Her speech touched on how our society reinforces domestic violence, before calling for specific steps to enact change: widespread accountability, specific gender-conscious education, and parenting with a focus on gender equality. “If we want a future without violence,” she concluded, “it must begin with how we raise our children today.”

woman speaking

Farrell’s runner-up speech, “Screens and Society,” began with the line: “Since the moment I received my first phone, a hand-me-down Nokia, my parents have always told me, ‘It’s that damn phone.’”

In the next eight minutes, she argued that we are losing the things that make us human — connection, intimacy, communication skills — because we are, more and more, building our lives around technology instead of each other. “I fear that my future children will reach for a screen before they reach for me,” she said. Farrell concluded by saying, “Audience, I beg you to turn off your phone and live. Without turning it off, our oblivion to society surrounding us will make history.”

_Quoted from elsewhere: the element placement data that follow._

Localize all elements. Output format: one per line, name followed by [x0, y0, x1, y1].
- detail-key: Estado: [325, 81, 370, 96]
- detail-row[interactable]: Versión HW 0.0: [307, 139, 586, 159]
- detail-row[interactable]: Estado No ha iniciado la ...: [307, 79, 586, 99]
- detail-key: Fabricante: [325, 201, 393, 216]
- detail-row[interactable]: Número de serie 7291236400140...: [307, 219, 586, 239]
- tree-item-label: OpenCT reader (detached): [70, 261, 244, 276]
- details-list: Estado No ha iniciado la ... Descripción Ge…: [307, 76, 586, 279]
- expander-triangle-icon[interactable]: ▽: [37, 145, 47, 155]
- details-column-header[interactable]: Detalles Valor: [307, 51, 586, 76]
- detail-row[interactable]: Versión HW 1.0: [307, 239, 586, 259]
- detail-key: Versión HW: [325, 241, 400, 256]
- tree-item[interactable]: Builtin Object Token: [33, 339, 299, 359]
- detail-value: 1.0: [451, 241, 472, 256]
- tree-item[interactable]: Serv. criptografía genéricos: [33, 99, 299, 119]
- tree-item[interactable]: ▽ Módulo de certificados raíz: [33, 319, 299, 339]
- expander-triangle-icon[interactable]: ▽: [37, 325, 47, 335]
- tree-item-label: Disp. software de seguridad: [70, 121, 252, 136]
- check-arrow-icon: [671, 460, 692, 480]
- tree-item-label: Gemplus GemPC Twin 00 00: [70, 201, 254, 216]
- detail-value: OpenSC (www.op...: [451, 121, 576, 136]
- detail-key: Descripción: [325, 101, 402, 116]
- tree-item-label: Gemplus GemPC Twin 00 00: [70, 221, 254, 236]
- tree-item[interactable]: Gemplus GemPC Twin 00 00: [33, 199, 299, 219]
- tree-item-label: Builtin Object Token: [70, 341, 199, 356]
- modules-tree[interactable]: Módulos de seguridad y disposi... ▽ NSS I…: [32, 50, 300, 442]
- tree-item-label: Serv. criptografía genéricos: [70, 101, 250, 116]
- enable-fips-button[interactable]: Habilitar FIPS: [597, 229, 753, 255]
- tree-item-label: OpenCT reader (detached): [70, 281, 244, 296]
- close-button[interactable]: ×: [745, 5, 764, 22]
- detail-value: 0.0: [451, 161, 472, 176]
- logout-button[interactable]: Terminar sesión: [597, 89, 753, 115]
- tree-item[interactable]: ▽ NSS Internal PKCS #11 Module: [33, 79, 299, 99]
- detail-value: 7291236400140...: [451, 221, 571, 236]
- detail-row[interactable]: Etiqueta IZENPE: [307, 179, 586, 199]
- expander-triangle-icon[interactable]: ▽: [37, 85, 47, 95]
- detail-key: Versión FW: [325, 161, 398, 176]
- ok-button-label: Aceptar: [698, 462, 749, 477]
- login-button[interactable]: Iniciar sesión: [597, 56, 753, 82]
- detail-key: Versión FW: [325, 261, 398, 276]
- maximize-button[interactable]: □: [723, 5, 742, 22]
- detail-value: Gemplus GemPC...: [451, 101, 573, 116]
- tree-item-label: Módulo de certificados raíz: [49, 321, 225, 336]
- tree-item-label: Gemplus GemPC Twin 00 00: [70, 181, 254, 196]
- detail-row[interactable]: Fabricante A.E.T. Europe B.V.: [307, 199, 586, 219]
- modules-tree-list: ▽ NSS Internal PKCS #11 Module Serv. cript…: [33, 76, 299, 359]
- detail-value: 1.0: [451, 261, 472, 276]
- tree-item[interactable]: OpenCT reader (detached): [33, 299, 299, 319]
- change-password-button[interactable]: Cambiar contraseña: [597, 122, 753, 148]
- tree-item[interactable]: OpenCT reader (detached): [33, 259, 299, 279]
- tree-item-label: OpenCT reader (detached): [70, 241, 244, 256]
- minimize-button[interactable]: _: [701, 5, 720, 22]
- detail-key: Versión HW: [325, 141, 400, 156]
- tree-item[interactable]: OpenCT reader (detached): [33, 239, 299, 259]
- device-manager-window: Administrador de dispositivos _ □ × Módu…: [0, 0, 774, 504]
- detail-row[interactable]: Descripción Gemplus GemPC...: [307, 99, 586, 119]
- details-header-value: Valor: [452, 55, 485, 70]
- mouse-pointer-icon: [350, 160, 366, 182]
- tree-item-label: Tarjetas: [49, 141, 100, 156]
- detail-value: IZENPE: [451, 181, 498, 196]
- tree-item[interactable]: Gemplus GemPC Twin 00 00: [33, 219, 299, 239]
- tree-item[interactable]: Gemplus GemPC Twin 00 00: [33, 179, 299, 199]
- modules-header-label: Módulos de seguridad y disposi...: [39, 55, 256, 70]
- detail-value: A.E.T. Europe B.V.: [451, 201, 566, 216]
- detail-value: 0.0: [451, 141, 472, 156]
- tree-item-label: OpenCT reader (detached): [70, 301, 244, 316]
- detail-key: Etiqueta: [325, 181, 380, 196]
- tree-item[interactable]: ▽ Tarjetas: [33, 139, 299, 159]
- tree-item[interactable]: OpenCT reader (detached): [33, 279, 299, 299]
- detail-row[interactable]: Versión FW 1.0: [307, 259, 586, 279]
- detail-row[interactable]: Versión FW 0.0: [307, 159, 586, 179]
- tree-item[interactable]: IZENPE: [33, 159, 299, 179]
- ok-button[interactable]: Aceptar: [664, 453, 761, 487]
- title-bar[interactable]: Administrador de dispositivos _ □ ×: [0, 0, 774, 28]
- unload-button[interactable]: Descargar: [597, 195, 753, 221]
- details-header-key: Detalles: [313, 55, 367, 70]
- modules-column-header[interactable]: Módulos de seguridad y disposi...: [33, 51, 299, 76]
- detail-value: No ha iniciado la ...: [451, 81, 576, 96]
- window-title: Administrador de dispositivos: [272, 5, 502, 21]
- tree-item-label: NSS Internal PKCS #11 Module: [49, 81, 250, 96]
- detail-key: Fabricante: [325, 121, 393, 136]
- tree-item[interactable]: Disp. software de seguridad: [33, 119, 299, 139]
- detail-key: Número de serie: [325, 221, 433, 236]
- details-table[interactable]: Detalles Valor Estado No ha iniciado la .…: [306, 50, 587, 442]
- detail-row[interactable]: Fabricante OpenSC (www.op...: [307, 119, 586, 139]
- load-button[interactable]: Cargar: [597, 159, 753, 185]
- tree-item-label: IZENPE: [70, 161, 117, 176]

Three other finalists also spoke: Angelica Garcia-Ponce, a junior social work major from Warsaw, Indiana; Mackenzie Miller, a junior communication major from Harrisonburg, Virginia; and Shalom Solomon Teferi, a sophomore biochemistry/molecular biology major from Addis Ababa, Ethiopia.

Garcia-Ponce’s speech, “Silence Is Not Peace for Immigrant Women,” was dedicated to her mother. In it, she shared how she had seen her own mother survive domestic violence as an immigrant, and spoke about the dangers that immigrant women face, calling upon the GC community to take action and work with local organizations supporting people in these situations. “What kind of peace are we really giving people,” she asked, “when only those with papers are safe?”

Miller spoke of the overwhelming frustration and anger many hold in today’s society in her speech, “But What Can I Do?” She told the audience that despite their anger, we all must start by building relationships and connecting with peacemaking work in our own way. “I am angry at the systems of violence we live in,” she said, “but I’m not helpless. Not when our resistance is collective, nonviolent and driven by radical love.”

In “Healthcare as a Foundation for Peace,” Solomon Teferi spoke on the radical inequality in access to healthcare across our world, through a story of her mother’s misdiagnosis of cancer while she only had an infection. She dreams to become a doctor and help build a more just, peaceful world, saying, “I dream of a world where a child gets a vaccine, a mother gets the right diagnosis, and a neighbor knows they can see a doctor without fear.”

The panel of judges for this year’s competition was composed of Dr. Regina Shands Stoltzfus, professor of peace, justice and conflict studies at Goshen College; Allan Rudy-Froese, associate professor of preaching and voice at Anabaptist-Mennonite Biblical Seminary and adjunct professor at Conrad Grebel University College; and Amanda Guzman, communications professional and marketing and community engagement specialist at Interra Credit Union.

The C. Henry Smith Peace Oratorical Contest, sponsored by the U.S./Canada Mennonite Central Committee, provides students with a platform to engage in meaningful discourse and advocate for peace. The contest honors the legacy of C. Henry Smith, a revered Mennonite historian and professor, by empowering students to develop their rhetorical skills and contribute to the cause for peace.